English playwright (born 1965)

Peter Charles Patrick Oswald (born 1965) is an English playwright specialising in verse drama. He was a resident at Shakespeare's Globe theatre in London from 1998 to 2009.

==Early life==
Oswald was born the second of four children (eldest of three sons) of farmer and stockbroker Peter David Hamilton Oswald and Juliet (née McLaughlin), of Fliskmillan, Fife, Scotland. His uncle was Sir Julian Oswald, First Sea Lord from 1989 to 1993.

The Oswalds were landed gentry of Cavens, Dumfries, and Auchincruive (now named "Oswald Hall"), South Ayrshire, Scotland, descending from merchant George Oswald, Rector of the University of Glasgow from 1797 to 1799.

==Career==
Oswald was the first playwright-in-residence at Shakespeare's Globe theatre, for which he wrote three plays, from 1998 to 2009. He was later playwright-in-residence at London's Finborough Theatre in West Brompton. Oswald established his own company, Heart's Tongue, to produce some of his plays.

In March 2022, Oswald was interviewed about his verse-drama plays on the podcast Hamlet to Hamilton: Exploring Verse Drama, hosted by Emily C. A. Snyder and Colin Kovarik.

==Personal life==
Oswald is married to the poet Alice Oswald, with whom he has three children.

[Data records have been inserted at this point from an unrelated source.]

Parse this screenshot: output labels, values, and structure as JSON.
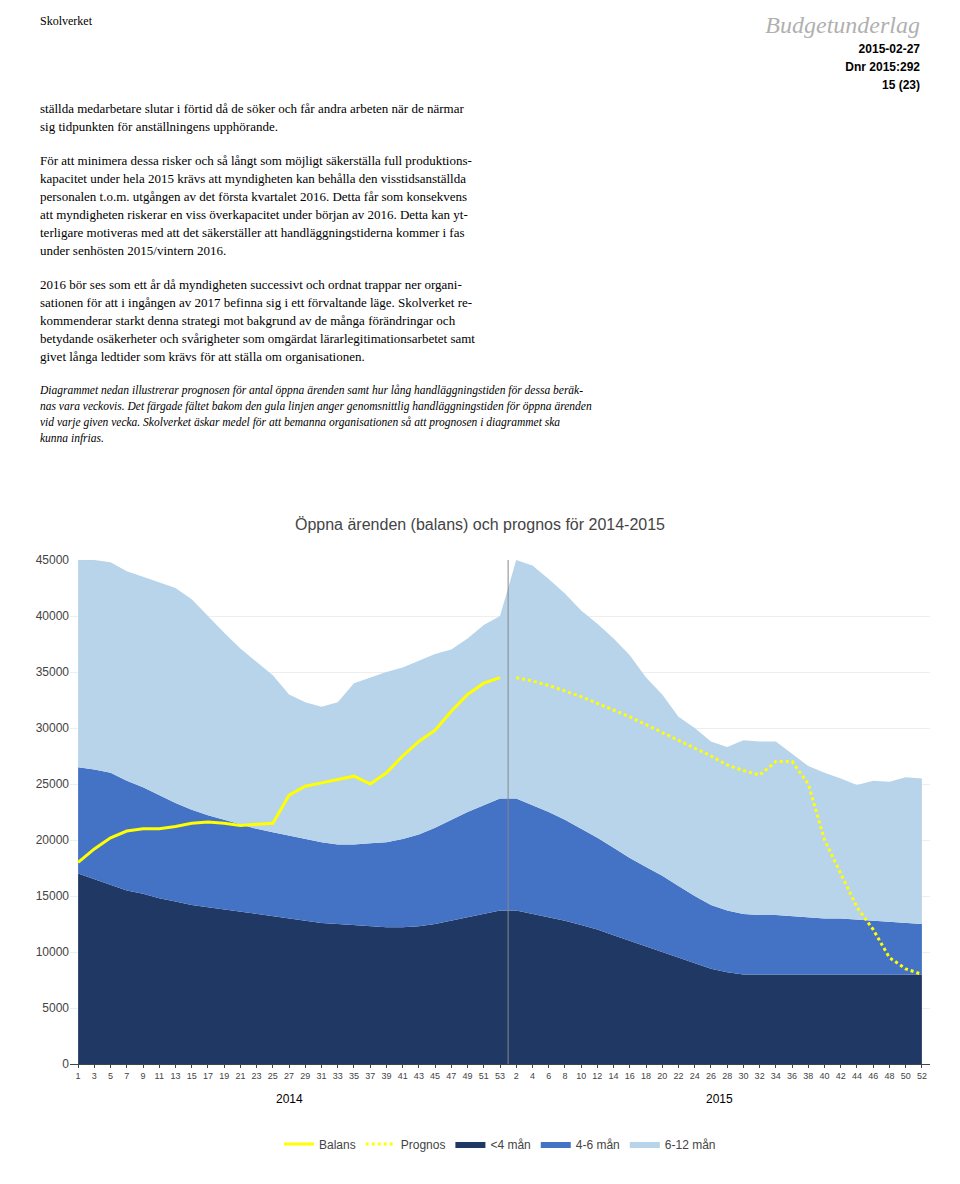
{
  "header": {
    "left": "Skolverket",
    "right": [
      "Budgetunderlag",
      "2015-02-27",
      "Dnr 2015:292",
      "15 (23)"
    ]
  },
  "paragraphs": [
    "ställda medarbetare slutar i förtid då de söker och får andra arbeten när de närmar\nsig tidpunkten för anställningens upphörande.",
    "För att minimera dessa risker och så långt som möjligt säkerställa full produktions-\nkapacitet under hela 2015 krävs att myndigheten kan behålla den visstidsanställda\npersonalen t.o.m. utgången av det första kvartalet 2016. Detta får som konsekvens\natt myndigheten riskerar en viss överkapacitet under början av 2016. Detta kan yt-\nterligare motiveras med att det säkerställer att handläggningstiderna kommer i fas\nunder senhösten 2015/vintern 2016.",
    "2016 bör ses som ett år då myndigheten successivt och ordnat trappar ner organi-\nsationen för att i ingången av 2017 befinna sig i ett förvaltande läge. Skolverket re-\nkommenderar starkt denna strategi mot bakgrund av de många förändringar och\nbetydande osäkerheter och svårigheter som omgärdat lärarlegitimationsarbetet samt\ngivet långa ledtider som krävs för att ställa om organisationen.",
    "Diagrammet nedan illustrerar prognosen för antal öppna ärenden samt hur lång handläggningstiden för dessa beräk-\nnas vara veckovis. Det färgade fältet bakom den gula linjen anger genomsnittlig handläggningstiden för öppna ärenden\nvid varje given vecka. Skolverket äskar medel för att bemanna organisationen så att prognosen i diagrammet ska\nkunna infrias."
  ],
  "chart_data": {
    "type": "area",
    "stacked": true,
    "title": "Öppna ärenden (balans) och prognos för 2014-2015",
    "categories": [
      "1",
      "3",
      "5",
      "7",
      "9",
      "11",
      "13",
      "15",
      "17",
      "19",
      "21",
      "23",
      "25",
      "27",
      "29",
      "31",
      "33",
      "35",
      "37",
      "39",
      "41",
      "43",
      "45",
      "47",
      "49",
      "51",
      "53",
      "2",
      "4",
      "6",
      "8",
      "10",
      "12",
      "14",
      "16",
      "18",
      "20",
      "22",
      "24",
      "26",
      "28",
      "30",
      "32",
      "34",
      "36",
      "38",
      "40",
      "42",
      "44",
      "46",
      "48",
      "50",
      "52"
    ],
    "series": [
      {
        "name": "6-12 mån",
        "type": "area",
        "color": "#b8d4ea",
        "values": [
          18500,
          18700,
          18800,
          18700,
          18800,
          19000,
          19200,
          18800,
          17800,
          16700,
          15700,
          14900,
          14000,
          12600,
          12200,
          12100,
          12700,
          14400,
          14800,
          15200,
          15300,
          15500,
          15500,
          15200,
          15500,
          16100,
          16300,
          21300,
          21400,
          20800,
          20200,
          19500,
          19100,
          18700,
          18100,
          16900,
          16200,
          15100,
          15000,
          14600,
          14600,
          15500,
          15500,
          15500,
          14500,
          13500,
          13000,
          12500,
          12000,
          12500,
          12500,
          13000,
          13000
        ]
      },
      {
        "name": "4-6 mån",
        "type": "area",
        "color": "#4472c4",
        "values": [
          9500,
          9800,
          10000,
          9800,
          9500,
          9200,
          8800,
          8500,
          8200,
          8000,
          7800,
          7600,
          7500,
          7400,
          7300,
          7200,
          7100,
          7200,
          7400,
          7600,
          7900,
          8200,
          8600,
          9000,
          9400,
          9700,
          10000,
          10000,
          9700,
          9400,
          9000,
          8600,
          8200,
          7800,
          7400,
          7100,
          6800,
          6400,
          6000,
          5700,
          5500,
          5400,
          5300,
          5300,
          5200,
          5100,
          5000,
          5000,
          4900,
          4800,
          4700,
          4600,
          4500
        ]
      },
      {
        "name": "<4 mån",
        "type": "area",
        "color": "#1f3864",
        "values": [
          17000,
          16500,
          16000,
          15500,
          15200,
          14800,
          14500,
          14200,
          14000,
          13800,
          13600,
          13400,
          13200,
          13000,
          12800,
          12600,
          12500,
          12400,
          12300,
          12200,
          12200,
          12300,
          12500,
          12800,
          13100,
          13400,
          13700,
          13700,
          13400,
          13100,
          12800,
          12400,
          12000,
          11500,
          11000,
          10500,
          10000,
          9500,
          9000,
          8500,
          8200,
          8000,
          8000,
          8000,
          8000,
          8000,
          8000,
          8000,
          8000,
          8000,
          8000,
          8000,
          8000
        ]
      },
      {
        "name": "Prognos",
        "type": "line",
        "line_style": "dotted",
        "color": "#ffff00",
        "values": [
          null,
          null,
          null,
          null,
          null,
          null,
          null,
          null,
          null,
          null,
          null,
          null,
          null,
          null,
          null,
          null,
          null,
          null,
          null,
          null,
          null,
          null,
          null,
          null,
          null,
          null,
          null,
          34500,
          34200,
          33800,
          33300,
          32800,
          32200,
          31600,
          31000,
          30300,
          29600,
          28900,
          28200,
          27500,
          26700,
          26200,
          25800,
          27000,
          27000,
          25000,
          20000,
          17000,
          14000,
          12000,
          9500,
          8500,
          8000
        ]
      },
      {
        "name": "Balans",
        "type": "line",
        "line_style": "solid",
        "color": "#ffff00",
        "values": [
          18000,
          19200,
          20200,
          20800,
          21000,
          21000,
          21200,
          21500,
          21600,
          21500,
          21300,
          21400,
          21500,
          24000,
          24800,
          25100,
          25400,
          25700,
          25000,
          26000,
          27500,
          28800,
          29800,
          31500,
          33000,
          34000,
          34500,
          null,
          null,
          null,
          null,
          null,
          null,
          null,
          null,
          null,
          null,
          null,
          null,
          null,
          null,
          null,
          null,
          null,
          null,
          null,
          null,
          null,
          null,
          null,
          null,
          null,
          null
        ]
      }
    ],
    "annotations": [
      {
        "text": "2014",
        "x": 13
      },
      {
        "text": "2015",
        "x": 39.5
      }
    ],
    "ylim": [
      0,
      45000
    ],
    "yticks": [
      0,
      5000,
      10000,
      15000,
      20000,
      25000,
      30000,
      35000,
      40000,
      45000
    ],
    "grid": true,
    "legend": "bottom"
  }
}
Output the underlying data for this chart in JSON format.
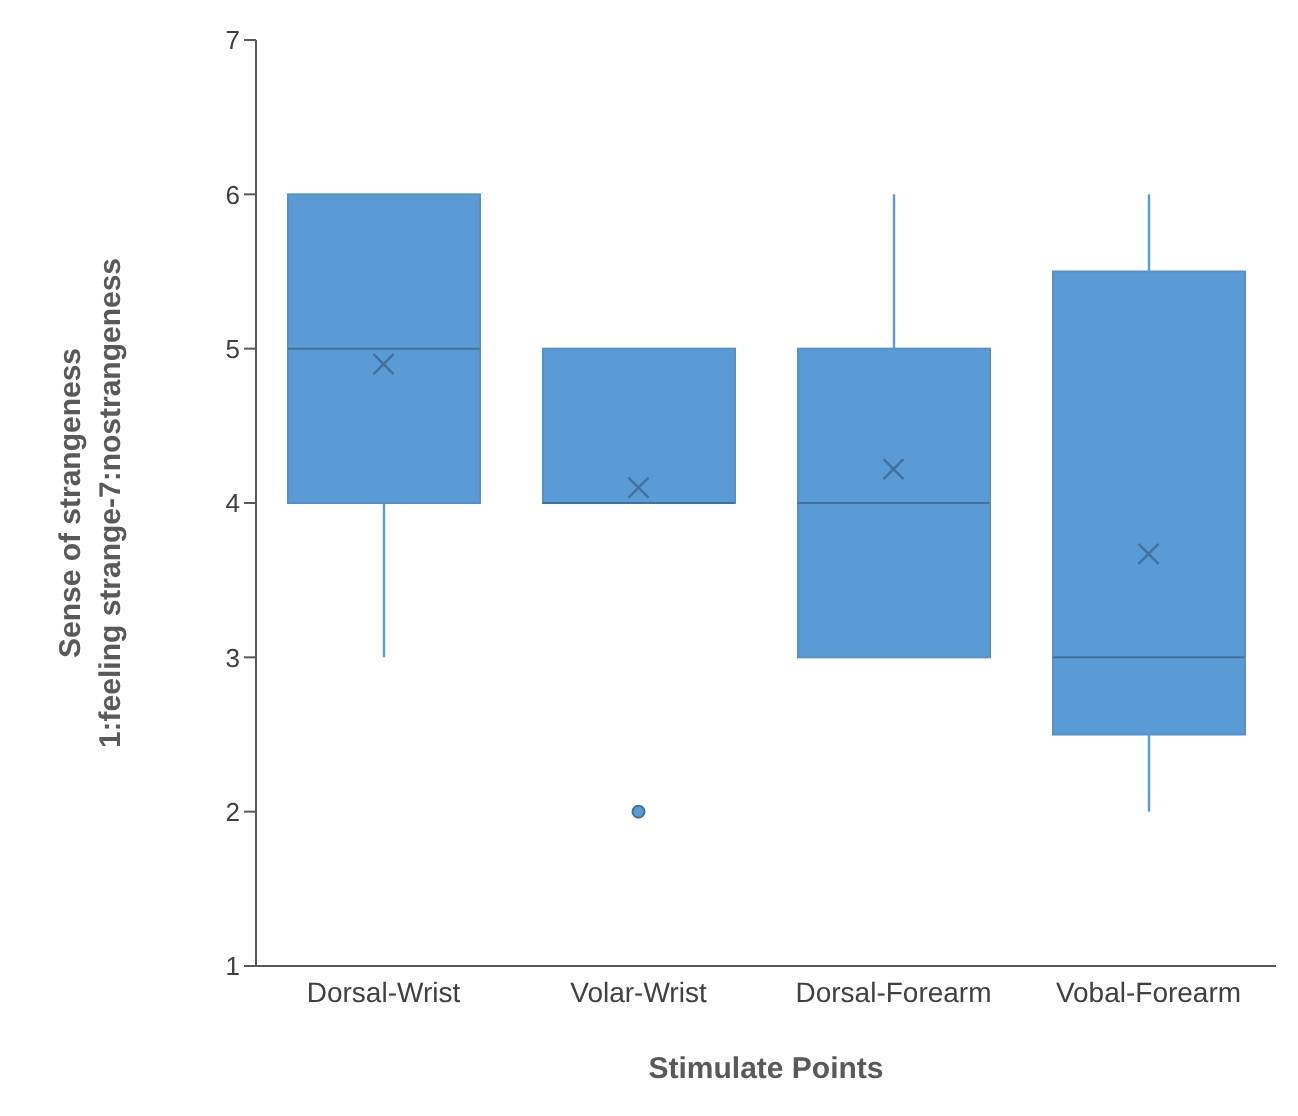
{
  "chart_data": {
    "type": "box",
    "xlabel": "Stimulate Points",
    "ylabel": "Sense of strangeness\n1:feeling strange-7:nostrangeness",
    "categories": [
      "Dorsal-Wrist",
      "Volar-Wrist",
      "Dorsal-Forearm",
      "Vobal-Forearm"
    ],
    "color": "#5b9bd5",
    "boxes": [
      {
        "low": 3,
        "q1": 4,
        "median": 5,
        "q3": 6,
        "high": 6,
        "mean": 4.9
      },
      {
        "low": 4,
        "q1": 4,
        "median": 4,
        "q3": 5,
        "high": 5,
        "mean": 4.1,
        "outliers": [
          2
        ]
      },
      {
        "low": 3,
        "q1": 3,
        "median": 4,
        "q3": 5,
        "high": 6,
        "mean": 4.22
      },
      {
        "low": 2,
        "q1": 2.5,
        "median": 3,
        "q3": 5.5,
        "high": 6,
        "mean": 3.67
      }
    ],
    "ylim": [
      1,
      7
    ],
    "yticks": [
      1,
      2,
      3,
      4,
      5,
      6,
      7
    ]
  }
}
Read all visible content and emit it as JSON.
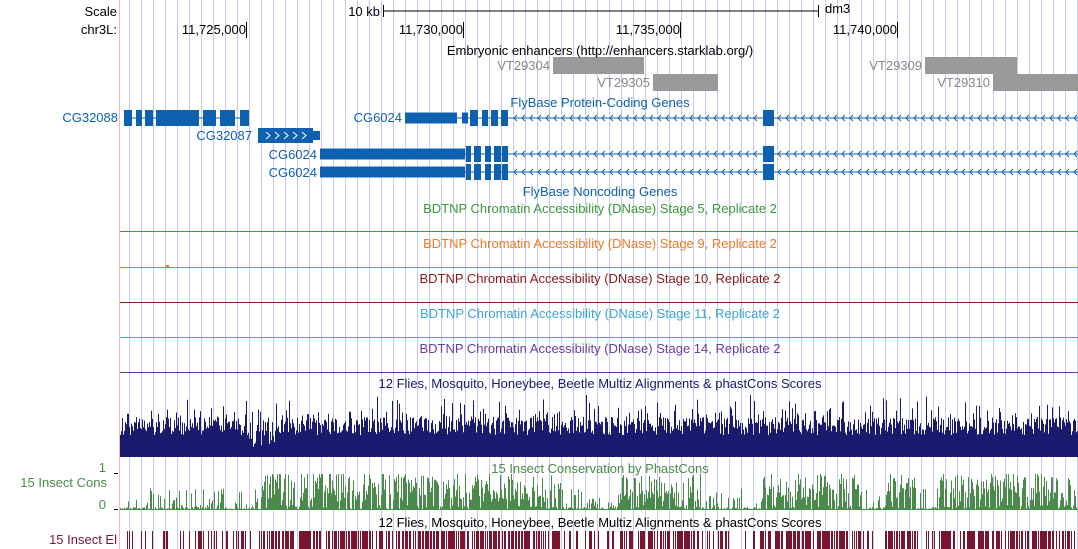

In March 2025, he embarked on a 150-mile walk from Bristol to London, planned to last 13 days, while fasting to observe Ramadan, in order to raise money for children in Gaza. He finished his journey on 31 March with an event at the Marylebone Theatre, hosted by comedian Jen Brister. Describing the trip, Oswald said, "This pilgrimage was an act of empathy and resistance. It was a public declaration that we will not look away".

==Books==

- Peter Oswald; Mary Stuart. Samuel French, London (2006).
- Peter Oswald; The Golden Ass or the Curious Man. Comedy in three parts after the novel Metamorphoses by Lucius Apuleius. Oberon Books: London, GB (2002). ISBN 1-84002-285-X.
- Peter Oswald; Earth Has Not Any Thing to Shew More Fair: A Bicentennial Celebration of Wordsworth's Sonnet Composed upon Westminster Bridge (co-editor with Alice Oswald and Robert Woof). Shakespeare's Globe and The Wordsworth Trust (2002). ISBN 1-870787-84-6.
- Peter Oswald; Fair Ladies at a Game of Poem Cards. A drama in verses after an 18th-century Japanese puppet play by the kabuki playwright Chikamatsu Monzaemon. Methuen Drama, London, GB (1996) (U.S.: Heinemann, Portsmouth, New Hampshire). ISBN 0-413-71510-8.